Seamus held up one admonishing finger. “Oh, no,” he said, “because that would involve dying, wouldn’t it?”
“I suppose very likely, yes.”
“And he doesn’t want to die.”
“For a man who doesn’t want to die, he puts himself in some quite dodgy situations,” she pointed out.
“Oh, I think he’s conflicted,” Seamus said. “Someday he’s going to be a martyr. Someday. This is what he keeps telling himself. Then he look
s around himself, at the wack jobs and goat fuckers he has to work with, and he sees how much more he has to offer the movement by staying alive. Putting his expertise to work, his languages, his ability to blend in. And so the day of martyrdom keeps getting postponed.”
“Convenient for him, that.”
Seamus grinned and shrugged. “I actually don’t know whether the man is a coward, or really trying to use his skills in the most productive way by staying alive. I’d love to ask him that someday. Before sticking a knife into his belly.”
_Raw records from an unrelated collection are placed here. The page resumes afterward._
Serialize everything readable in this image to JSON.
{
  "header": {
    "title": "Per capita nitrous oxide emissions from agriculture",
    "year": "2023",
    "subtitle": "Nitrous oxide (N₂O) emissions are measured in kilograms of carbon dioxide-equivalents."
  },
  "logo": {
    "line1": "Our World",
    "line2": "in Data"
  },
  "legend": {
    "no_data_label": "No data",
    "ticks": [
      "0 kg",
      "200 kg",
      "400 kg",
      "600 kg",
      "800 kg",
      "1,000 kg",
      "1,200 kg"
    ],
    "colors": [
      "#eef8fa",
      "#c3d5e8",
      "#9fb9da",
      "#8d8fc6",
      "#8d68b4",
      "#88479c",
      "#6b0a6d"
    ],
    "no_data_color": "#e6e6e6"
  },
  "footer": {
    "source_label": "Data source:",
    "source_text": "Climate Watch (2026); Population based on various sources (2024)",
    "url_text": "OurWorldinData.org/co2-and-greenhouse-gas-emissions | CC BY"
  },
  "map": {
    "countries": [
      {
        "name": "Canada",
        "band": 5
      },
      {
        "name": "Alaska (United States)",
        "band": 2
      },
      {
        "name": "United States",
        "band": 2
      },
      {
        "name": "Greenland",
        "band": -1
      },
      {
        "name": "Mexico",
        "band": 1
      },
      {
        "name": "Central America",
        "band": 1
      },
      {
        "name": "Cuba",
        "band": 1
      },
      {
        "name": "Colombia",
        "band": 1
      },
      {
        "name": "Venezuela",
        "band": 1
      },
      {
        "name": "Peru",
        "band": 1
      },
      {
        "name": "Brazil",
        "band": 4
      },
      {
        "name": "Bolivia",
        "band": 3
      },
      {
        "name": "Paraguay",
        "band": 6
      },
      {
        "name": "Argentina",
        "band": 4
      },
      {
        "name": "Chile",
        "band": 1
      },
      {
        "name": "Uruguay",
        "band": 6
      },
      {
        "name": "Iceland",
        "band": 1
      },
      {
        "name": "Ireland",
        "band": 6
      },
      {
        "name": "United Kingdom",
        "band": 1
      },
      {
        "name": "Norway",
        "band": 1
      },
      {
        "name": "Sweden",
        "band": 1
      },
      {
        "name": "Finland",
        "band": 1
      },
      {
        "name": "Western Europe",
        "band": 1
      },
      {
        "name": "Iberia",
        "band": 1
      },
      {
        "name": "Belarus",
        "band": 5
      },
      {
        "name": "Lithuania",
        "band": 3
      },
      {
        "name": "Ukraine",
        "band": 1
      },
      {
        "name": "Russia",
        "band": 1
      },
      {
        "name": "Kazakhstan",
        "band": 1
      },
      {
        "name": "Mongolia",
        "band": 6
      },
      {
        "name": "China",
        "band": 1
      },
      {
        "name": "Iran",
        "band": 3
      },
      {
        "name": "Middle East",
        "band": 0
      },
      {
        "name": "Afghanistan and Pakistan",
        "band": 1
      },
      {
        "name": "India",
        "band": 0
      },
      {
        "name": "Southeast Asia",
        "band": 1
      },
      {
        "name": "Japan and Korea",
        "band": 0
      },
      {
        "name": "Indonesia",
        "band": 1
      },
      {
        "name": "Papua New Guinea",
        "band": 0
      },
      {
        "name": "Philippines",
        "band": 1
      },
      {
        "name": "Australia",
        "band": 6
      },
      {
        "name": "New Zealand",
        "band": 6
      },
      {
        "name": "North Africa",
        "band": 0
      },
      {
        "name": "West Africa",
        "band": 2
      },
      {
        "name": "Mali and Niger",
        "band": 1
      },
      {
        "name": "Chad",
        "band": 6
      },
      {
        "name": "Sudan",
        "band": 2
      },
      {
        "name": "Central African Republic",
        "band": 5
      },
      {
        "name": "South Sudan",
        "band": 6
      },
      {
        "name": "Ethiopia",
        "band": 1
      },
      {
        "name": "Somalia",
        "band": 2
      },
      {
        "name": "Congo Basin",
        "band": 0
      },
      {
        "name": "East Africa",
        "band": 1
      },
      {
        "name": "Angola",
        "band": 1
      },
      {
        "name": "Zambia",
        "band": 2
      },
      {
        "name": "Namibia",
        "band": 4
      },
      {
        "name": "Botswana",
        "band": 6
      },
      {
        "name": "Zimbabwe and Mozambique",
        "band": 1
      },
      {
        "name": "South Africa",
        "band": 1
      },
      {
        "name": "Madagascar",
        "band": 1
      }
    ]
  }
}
“So. He didn’t come here. He didn’t crash it into a building. He didn’t get caught. Where’d he go?”
“All of his instincts,” Seamus said, “would move him in the direction of the United States.”
THEY SPENT THE rest of the day writing reports to their respective higher-ups. The next morning, Seamus and Olivia flew back to Manila. Seamus had business there at the U.S. embassy, and Olivia needed to make arrangements to fly home. The route back to Olivia’s hotel was almost a perfect reversal of the trip out, complete with the sweaty hike across the city to get around traffic. They reached the hotel at 10:12 A.M. and the hotel bar at 10:13, and after dutifully gulping down glasses of water for technical rehydration purposes, they moved on to alcohol.
“You can’t tell me that bizjet doesn’t have enough fuel to reach the States,” Seamus said.
She twiddled her hand in the air. “Northern tier,” she said.
“Bang! Mall of America,” Seamus proposed, reenacting the dive and crash with the hand that wasn’t holding a drink.
“Northwest corner much more likely,” she said. “Seattle, of course.”
“Bye-bye, Space Needle.”
“But the Space Needle’s still there, last time I checked. So if your theory is right—”
“My theory and yours, lady.”
“All right, all right. If our theory is right, he somehow got in without being picked up on radar and landed out in the middle of nowhere.”
“Do your analysts have any ideas as to how he could avoid radar?”